Geloofsvertrouwen is Jezus’ gezag erkennen.
Marcus 9,20-24
‘Breng hem bij me.’ Ze brachten de jongen bij hem. Toen de geest hem zag, deed hij de jongen meteen stuiptrekken, en met het schuim op de lippen viel hij op de grond en rolde heen en weer. Jezus vroeg aan zijn vader: ‘Hoe lang heeft hij hier al last van?’ Hij antwoordde: ‘Al vanaf zijn vroegste jeugd, en hij heeft hem zelfs vaak in het vuur gegooid en in het water met de bedoeling hem te doden; maar als u iets kunt doen, heb dan medelijden met ons en help ons.’ Toen zei Jezus tegen hem: ‘Of ik iets kan doen? Alles is mogelijk voor wie gelooft.’ Meteen riep de vader van het kind uit: ‘Ik geloof! Kom mijn ongeloof te hulp.’
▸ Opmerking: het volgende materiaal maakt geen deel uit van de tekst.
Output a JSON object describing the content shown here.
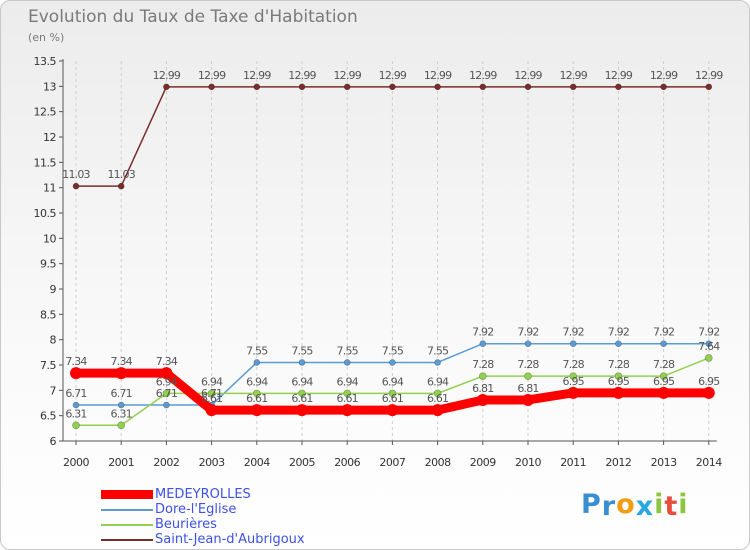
{
  "chart_data": {
    "type": "line",
    "title": "Evolution du Taux de Taxe d'Habitation",
    "ylabel": "(en %)",
    "xlabel": "",
    "x": [
      "2000",
      "2001",
      "2002",
      "2003",
      "2004",
      "2005",
      "2006",
      "2007",
      "2008",
      "2009",
      "2010",
      "2011",
      "2012",
      "2013",
      "2014"
    ],
    "ylim": [
      6,
      13.5
    ],
    "yticks": [
      "6",
      "6.5",
      "7",
      "7.5",
      "8",
      "8.5",
      "9",
      "9.5",
      "10",
      "10.5",
      "11",
      "11.5",
      "12",
      "12.5",
      "13",
      "13.5"
    ],
    "grid": "dashed-x-only",
    "legend_position": "bottom-left",
    "series": [
      {
        "name": "MEDEYROLLES",
        "color": "#ff0000",
        "values": [
          7.34,
          7.34,
          7.34,
          6.61,
          6.61,
          6.61,
          6.61,
          6.61,
          6.61,
          6.81,
          6.81,
          6.95,
          6.95,
          6.95,
          6.95
        ],
        "labels": [
          "7.34",
          "7.34",
          "7.34",
          "6.61",
          "6.61",
          "6.61",
          "6.61",
          "6.61",
          "6.61",
          "6.81",
          "6.81",
          "6.95",
          "6.95",
          "6.95",
          "6.95"
        ]
      },
      {
        "name": "Dore-l'Eglise",
        "color": "#5b9bd5",
        "values": [
          6.71,
          6.71,
          6.71,
          6.71,
          7.55,
          7.55,
          7.55,
          7.55,
          7.55,
          7.92,
          7.92,
          7.92,
          7.92,
          7.92,
          7.92
        ],
        "labels": [
          "6.71",
          "6.71",
          "6.71",
          "6.71",
          "7.55",
          "7.55",
          "7.55",
          "7.55",
          "7.55",
          "7.92",
          "7.92",
          "7.92",
          "7.92",
          "7.92",
          "7.92"
        ]
      },
      {
        "name": "Beurières",
        "color": "#92d050",
        "values": [
          6.31,
          6.31,
          6.94,
          6.94,
          6.94,
          6.94,
          6.94,
          6.94,
          6.94,
          7.28,
          7.28,
          7.28,
          7.28,
          7.28,
          7.64
        ],
        "labels": [
          "6.31",
          "6.31",
          "6.94",
          "6.94",
          "6.94",
          "6.94",
          "6.94",
          "6.94",
          "6.94",
          "7.28",
          "7.28",
          "7.28",
          "7.28",
          "7.28",
          "7.64"
        ]
      },
      {
        "name": "Saint-Jean-d'Aubrigoux",
        "color": "#7b2c2c",
        "values": [
          11.03,
          11.03,
          12.99,
          12.99,
          12.99,
          12.99,
          12.99,
          12.99,
          12.99,
          12.99,
          12.99,
          12.99,
          12.99,
          12.99,
          12.99
        ],
        "labels": [
          "11.03",
          "11.03",
          "12.99",
          "12.99",
          "12.99",
          "12.99",
          "12.99",
          "12.99",
          "12.99",
          "12.99",
          "12.99",
          "12.99",
          "12.99",
          "12.99",
          "12.99"
        ]
      }
    ]
  },
  "brand": {
    "letters": [
      "P",
      "r",
      "o",
      "x",
      "i",
      "t",
      "i"
    ],
    "colors": [
      "#3a8fd0",
      "#3a8fd0",
      "#f39c12",
      "#2aa7e0",
      "#8cc63f",
      "#e74c3c",
      "#8cc63f"
    ]
  }
}
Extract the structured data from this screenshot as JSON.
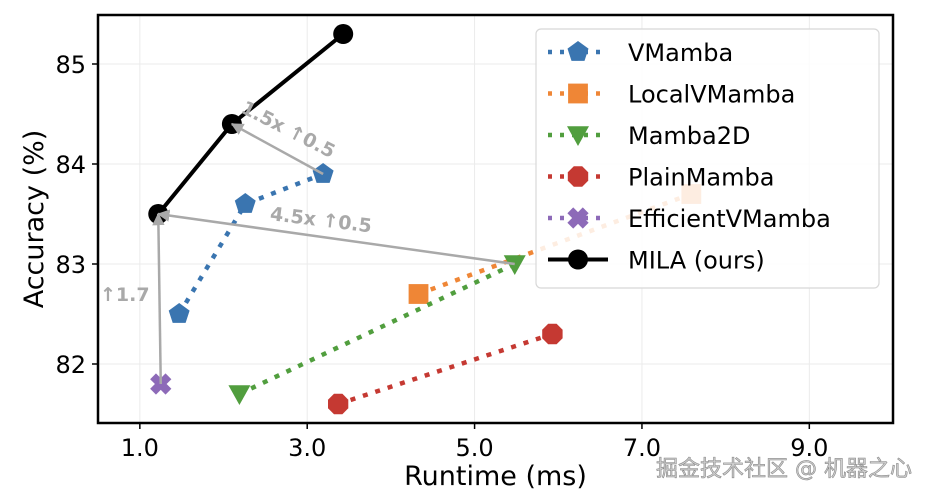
{
  "chart_data": {
    "type": "line",
    "title": "",
    "xlabel": "Runtime (ms)",
    "ylabel": "Accuracy (%)",
    "xlim": [
      0.5,
      10.0
    ],
    "ylim": [
      81.41,
      85.49
    ],
    "xticks": [
      1.0,
      3.0,
      5.0,
      7.0,
      9.0
    ],
    "xtick_labels": [
      "1.0",
      "3.0",
      "5.0",
      "7.0",
      "9.0"
    ],
    "yticks": [
      82,
      83,
      84,
      85
    ],
    "ytick_labels": [
      "82",
      "83",
      "84",
      "85"
    ],
    "grid": true,
    "legend_position": "top-right",
    "series": [
      {
        "name": "VMamba",
        "color": "#3a75b0",
        "marker": "pentagon",
        "linestyle": "dotted",
        "points": [
          {
            "x": 1.47,
            "y": 82.5
          },
          {
            "x": 2.26,
            "y": 83.6
          },
          {
            "x": 3.19,
            "y": 83.9
          }
        ]
      },
      {
        "name": "LocalVMamba",
        "color": "#ef8636",
        "marker": "square",
        "linestyle": "dotted",
        "points": [
          {
            "x": 4.33,
            "y": 82.7
          },
          {
            "x": 7.59,
            "y": 83.7
          }
        ]
      },
      {
        "name": "Mamba2D",
        "color": "#519e3e",
        "marker": "triangle-down",
        "linestyle": "dotted",
        "points": [
          {
            "x": 2.19,
            "y": 81.7
          },
          {
            "x": 5.48,
            "y": 83.0
          }
        ]
      },
      {
        "name": "PlainMamba",
        "color": "#c53932",
        "marker": "octagon",
        "linestyle": "dotted",
        "points": [
          {
            "x": 3.37,
            "y": 81.6
          },
          {
            "x": 5.93,
            "y": 82.3
          }
        ]
      },
      {
        "name": "EfficientVMamba",
        "color": "#8d6ab8",
        "marker": "x-filled",
        "linestyle": "dotted",
        "points": [
          {
            "x": 1.25,
            "y": 81.8
          }
        ]
      },
      {
        "name": "MILA (ours)",
        "color": "#000000",
        "marker": "circle",
        "linestyle": "solid",
        "points": [
          {
            "x": 1.22,
            "y": 83.5
          },
          {
            "x": 2.1,
            "y": 84.4
          },
          {
            "x": 3.43,
            "y": 85.3
          }
        ]
      }
    ],
    "annotations": [
      {
        "text": "1.5x ↑0.5",
        "from": {
          "x": 3.19,
          "y": 83.9
        },
        "to": {
          "x": 2.1,
          "y": 84.4
        }
      },
      {
        "text": "4.5x ↑0.5",
        "from": {
          "x": 5.48,
          "y": 83.0
        },
        "to": {
          "x": 1.22,
          "y": 83.5
        }
      },
      {
        "text": "↑1.7",
        "from": {
          "x": 1.25,
          "y": 81.8
        },
        "to": {
          "x": 1.22,
          "y": 83.5
        }
      }
    ]
  },
  "watermark": "掘金技术社区 @ 机器之心"
}
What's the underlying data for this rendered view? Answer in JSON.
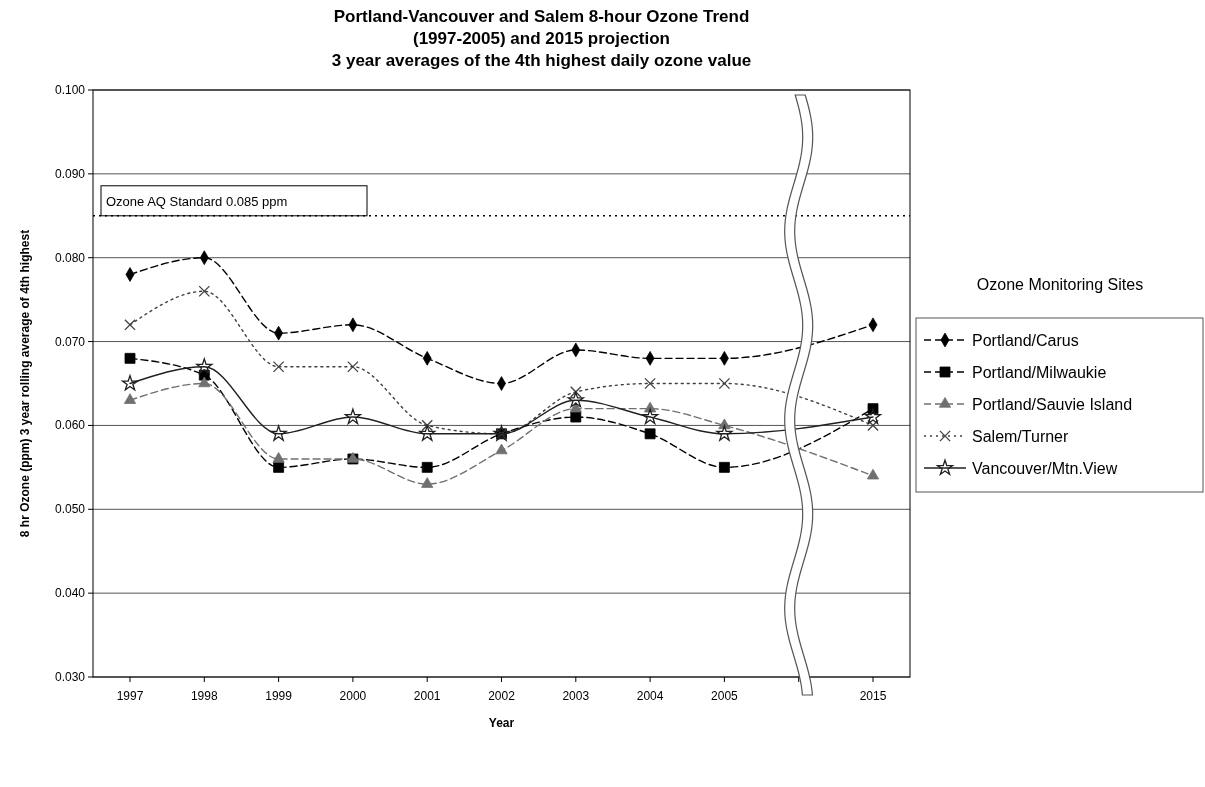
{
  "chart_data": {
    "type": "line",
    "title": "Portland-Vancouver and Salem 8-hour Ozone Trend\n(1997-2005) and 2015 projection\n3 year averages of the 4th highest daily ozone value",
    "xlabel": "Year",
    "ylabel": "8 hr Ozone (ppm) 3 year rolling average of 4th highest",
    "legend_title": "Ozone Monitoring Sites",
    "legend": "right",
    "grid": "y",
    "categories": [
      "1997",
      "1998",
      "1999",
      "2000",
      "2001",
      "2002",
      "2003",
      "2004",
      "2005",
      null,
      "2015"
    ],
    "ylim": [
      0.03,
      0.1
    ],
    "yticks": [
      {
        "value": 0.03,
        "label": "0.030"
      },
      {
        "value": 0.04,
        "label": "0.040"
      },
      {
        "value": 0.05,
        "label": "0.050"
      },
      {
        "value": 0.06,
        "label": "0.060"
      },
      {
        "value": 0.07,
        "label": "0.070"
      },
      {
        "value": 0.08,
        "label": "0.080"
      },
      {
        "value": 0.09,
        "label": "0.090"
      },
      {
        "value": 0.1,
        "label": "0.100"
      }
    ],
    "ref_lines": [
      {
        "axis": "y",
        "value": 0.085,
        "label": "Ozone AQ Standard 0.085 ppm",
        "line_style": "dotted",
        "color": "#000000"
      }
    ],
    "series": [
      {
        "name": "Portland/Carus",
        "color": "#000000",
        "marker": "diamond",
        "line_style": "dashed",
        "values": [
          0.078,
          0.08,
          0.071,
          0.072,
          0.068,
          0.065,
          0.069,
          0.068,
          0.068,
          null,
          0.072
        ]
      },
      {
        "name": "Portland/Milwaukie",
        "color": "#000000",
        "marker": "square",
        "line_style": "dashed",
        "values": [
          0.068,
          0.066,
          0.055,
          0.056,
          0.055,
          0.059,
          0.061,
          0.059,
          0.055,
          null,
          0.062
        ]
      },
      {
        "name": "Portland/Sauvie Island",
        "color": "#707070",
        "marker": "triangle",
        "line_style": "dashed",
        "values": [
          0.063,
          0.065,
          0.056,
          0.056,
          0.053,
          0.057,
          0.062,
          0.062,
          0.06,
          null,
          0.054
        ]
      },
      {
        "name": "Salem/Turner",
        "color": "#404040",
        "marker": "cross",
        "line_style": "dotted",
        "values": [
          0.072,
          0.076,
          0.067,
          0.067,
          0.06,
          0.059,
          0.064,
          0.065,
          0.065,
          null,
          0.06
        ]
      },
      {
        "name": "Vancouver/Mtn.View",
        "color": "#202020",
        "marker": "star",
        "line_style": "solid",
        "values": [
          0.065,
          0.067,
          0.059,
          0.061,
          0.059,
          0.059,
          0.063,
          0.061,
          0.059,
          null,
          0.061
        ]
      }
    ]
  }
}
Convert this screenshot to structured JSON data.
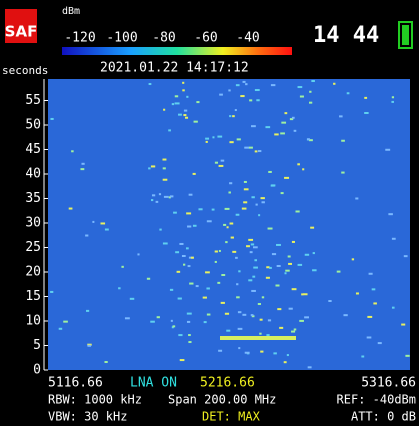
{
  "header": {
    "logo": "SAF",
    "unit": "dBm",
    "scale_labels": [
      "-120",
      "-100",
      "-80",
      "-60",
      "-40"
    ],
    "clock": "14 44"
  },
  "status": {
    "time_unit": "seconds",
    "timestamp": "2021.01.22 14:17:12"
  },
  "waterfall": {
    "yticks": [
      0,
      5,
      10,
      15,
      20,
      25,
      30,
      35,
      40,
      45,
      50,
      55
    ]
  },
  "footer": {
    "start_freq": "5116.66",
    "lna": "LNA ON",
    "center_freq": "5216.66",
    "stop_freq": "5316.66",
    "rbw": "RBW: 1000 kHz",
    "span": "Span 200.00 MHz",
    "ref": "REF: -40dBm",
    "vbw": "VBW: 30 kHz",
    "det": "DET: MAX",
    "att": "ATT:  0  dB"
  }
}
Als Jezus terugkomt vindt Hij een hele generatie vol ongeloof. De vader van de jongen is een vertegenwoordiger van dat ongeloof. Hij zegt tegen Jezus: “Als u iets kunt doen, heb dan medelijden met ons en help ons.” Deze vraag zit vol twijfel. Het ongeloof van deze vader is niet of Jezus echt bestaat. Jezus staat vóór hem. Het ongeloof van de vader is niet of Jezus wel oog voor hem heeft. Jezus kijkt hem aan en spreekt hem aan. Het ongeloof van de vader is of Jezus wel iets kan doen. Of Jezus’ gezag toereikend is om ons te helpen.
Jezus legt de vinger bij dat ongeloof: “Of ik iets kan doen? Alles is mogelijk voor wie gelooft!” Meteen roept de vader het uit: “Ik geloof! Kom mijn ongeloof te hulp!” Jezus brengt deze vertegenwoordiger van het ongelovige volk tot geloof. In één ogenblik wijkt zijn wantrouwen. De man stelt zijn vertrouwen op Jezus. Hij vraagt Jezus om Hem dat vertrouwen te leren.
Straks wordt niet alleen een bezeten zoon genezen. Eerst wordt een ongelovige vader tot geloof gebracht: Jezus, U hebt gezag over alle dingen. Geef mij vertrouwen in U.
Hoe staat het met mijn vertrouwen in Jezus? De vraag is niet of Hij bestaat en of Hij mij wel ziet. De vraag is of ik zijn gezag erken. En begin dan maar met zijn gezag erkennen over jouw eigen leven.